The documents have been displayed in National Archives' Constitution Room since 1990, but the room's air conditioning was ageing, and the upgrade of National Library, presented an opportunity for a new, permanent exhibition and interpretative space (a request to send the Treaty and Declaration north, to the new Waitangi Museum, was declined — too fragile, argued Archives).
Light, temperature and vibration can harm these documents. On the parchment portions of the Treaty the ink is so unstable there is a fear signatures could literally fall off. It has survived fire (eleven loose-leaf sheets were rescued, in an iron box, from a burning official's cottage in 1841) and it disappeared for years before being rediscovered in 1908, in Wellington's Government Building's basement — water-stained and chewed by rats. Heikell says conservators have been able to reconstruct exactly how it was rolled for storage, by aligning the rodent damage on different sheets.
DNA testing has revealed, for the first time, that the upper layer of parchment sheet signed at Waitangi was made from sheep's skin and the so-called "Herald" sheet, that went to the South Island, was calf. But the work is not as "CSI" as people think, says Heikell.
"Less is best. We don't want to put anything of ourselves on those documents. Archival documents are about telling a story. Just as interesting are the marks and scrapes and stains, caused during manufacture or possibly at the signing of the document itself. Those are all insights into its history."

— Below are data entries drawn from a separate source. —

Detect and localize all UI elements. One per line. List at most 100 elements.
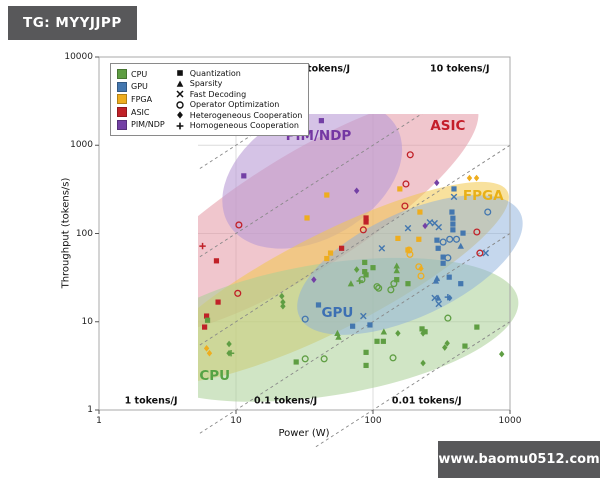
point-circle [390,280,398,288]
point-square [241,173,247,179]
point-circle [389,354,397,362]
legend-item-cpu: CPU [117,69,165,80]
point-circle [405,246,413,254]
point-triangle [334,329,341,336]
point-diamond [311,276,317,283]
point-square [395,235,401,241]
point-circle [484,208,492,216]
point-square [474,324,480,330]
point-square [350,323,356,329]
point-square [450,221,456,227]
point-diamond [280,302,286,310]
legend-item-plus: Homogeneous Cooperation [174,121,303,132]
point-square [397,186,403,192]
asic-color-swatch [117,107,127,118]
point-diamond [466,174,473,182]
legend-item-x: Fast Decoding [174,89,303,100]
point-diamond [280,298,286,306]
fpga-color-swatch [117,94,127,105]
efficiency-line-label: 0.1 tokens/J [253,395,318,407]
title-badge: TG: MYYJJPP [8,6,137,40]
point-diamond [447,294,453,302]
point-circle [446,235,454,243]
point-diamond [422,222,428,230]
point-circle [473,228,481,236]
point-circle [452,235,461,243]
scatter-chart: Power (W) Throughput (tokens/s) CPU GPU FP… [61,52,523,448]
point-circle [406,151,414,159]
point-circle [476,249,484,257]
legend-item-pim: PIM/NDP [117,119,165,130]
point-square [363,349,369,355]
point-circle [301,355,309,363]
plot-inner [151,114,523,448]
point-square [405,247,411,253]
legend-item-fpga: FPGA [117,94,165,105]
efficiency-line-label: 0.01 tokens/J [391,395,462,407]
point-square [380,338,386,344]
legend-hardware-column: CPU GPU FPGA ASIC PIM/NDP [117,68,165,131]
point-x [435,223,443,231]
point-x [404,224,412,232]
point-square [160,371,165,376]
point-circle [320,355,328,363]
efficiency-line-label: 1 tokens/J [124,395,178,407]
point-triangle [393,262,400,269]
legend-item-triangle: Sparsity [174,79,303,90]
point-triangle [457,242,464,249]
point-square [419,326,425,332]
legend-label: ASIC [131,107,150,117]
y-tick-label: 100 [75,228,93,239]
point-diamond [444,339,450,347]
legend-label: Homogeneous Cooperation [189,121,299,131]
point-square [327,250,334,256]
point-circle [402,180,410,188]
point-square [446,274,452,280]
point-x [431,294,438,302]
legend-label: Quantization [189,68,241,78]
point-square [462,343,468,349]
legend: CPU GPU FPGA ASIC PIM/NDP Quantization Sparsi… [110,63,310,136]
point-diamond [226,340,232,348]
point-circle [444,314,452,322]
legend-label: Fast Decoding [189,89,247,99]
x-marker-icon [176,90,184,98]
y-tick-label: 1000 [70,140,93,151]
point-circle [417,272,425,280]
point-square [450,227,456,233]
point-x [435,300,443,308]
point-square [394,277,400,283]
point-diamond [442,344,448,351]
point-x [482,249,490,257]
point-square [367,322,373,328]
triangle-marker-icon [176,80,184,87]
point-square [374,338,380,344]
point-square [203,313,210,319]
legend-item-diamond: Heterogeneous Cooperation [174,110,302,121]
pim-color-swatch [117,119,127,130]
point-square [202,324,208,330]
point-square [460,230,466,236]
point-x [426,218,434,226]
point-square [215,299,221,305]
point-square [363,362,369,369]
point-square [151,363,156,368]
cpu-color-swatch [117,69,127,80]
legend-label: GPU [131,82,148,92]
point-diamond [353,266,360,273]
point-square [449,209,455,215]
point-triangle [380,328,388,335]
region-label-cpu: CPU [199,368,231,385]
legend-item-gpu: GPU [117,81,165,93]
point-square [370,265,376,271]
point-circle [234,289,242,297]
point-square [293,359,299,365]
region-ellipse-pim [222,114,403,249]
legend-item-asic: ASIC [117,107,165,118]
legend-label: FPGA [131,94,153,104]
legend-marker-column: Quantization Sparsity Fast Decoding Operato… [174,68,303,132]
point-diamond [420,329,426,337]
region-ellipse-gpu [297,195,523,335]
point-circle [401,202,409,210]
point-circle [359,226,367,234]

The three documents will be housed in atmospherically-controlled and alarmed display cases constructed by German firm Glasbau Hahn. The Suffrage Petition, at more than 200m long, has been a display challenge. (And fashion is a fickle mistress — all those inky names are fading, but the ones in fluoro green and purple pen, so contemporary and compelling in 1893, have fared the worst). It has been remounted on a roll, and different portions will be on display at different times. One page of the Declaration of Independence, the oldest of the documents, will finally be able to be viewed as a double-sided document, in a vertical mount that will allow visitors to get within 3cm of the text.

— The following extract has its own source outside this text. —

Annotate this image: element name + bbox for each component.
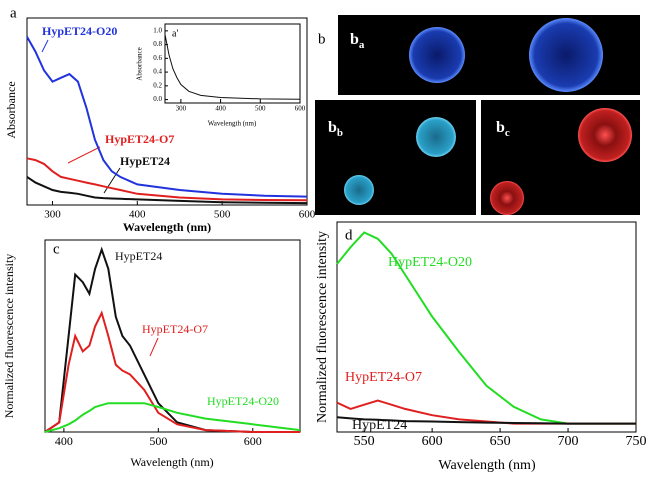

"They're the iconic documents of the nation," says Denise Williams, Archives New Zealand director of holdings and discovery, responsible for their physical shift to National Library. Staff practised the shift for weeks with specially weighted boxes. Travel contingency plans included a "safe place" for vehicles to get to, should an earthquake occur. The move was done before dawn, in keeping with Maori tikanga.
"They're living documents in the eyes of the descendants of the people who signed them," says Kura Moeauhu, Parliament's senior Maori advisor and one of the tikanga leaders for the He Tohu project.
"In the Maori world, we believe that our ancestors move around at night. We wanted to make sure they were able to guide us through the move."
Lowdown
He Tohu is open at National Library Wellington, 70 Molesworth Street, from Monday to Saturday, from May 20. Entry is free.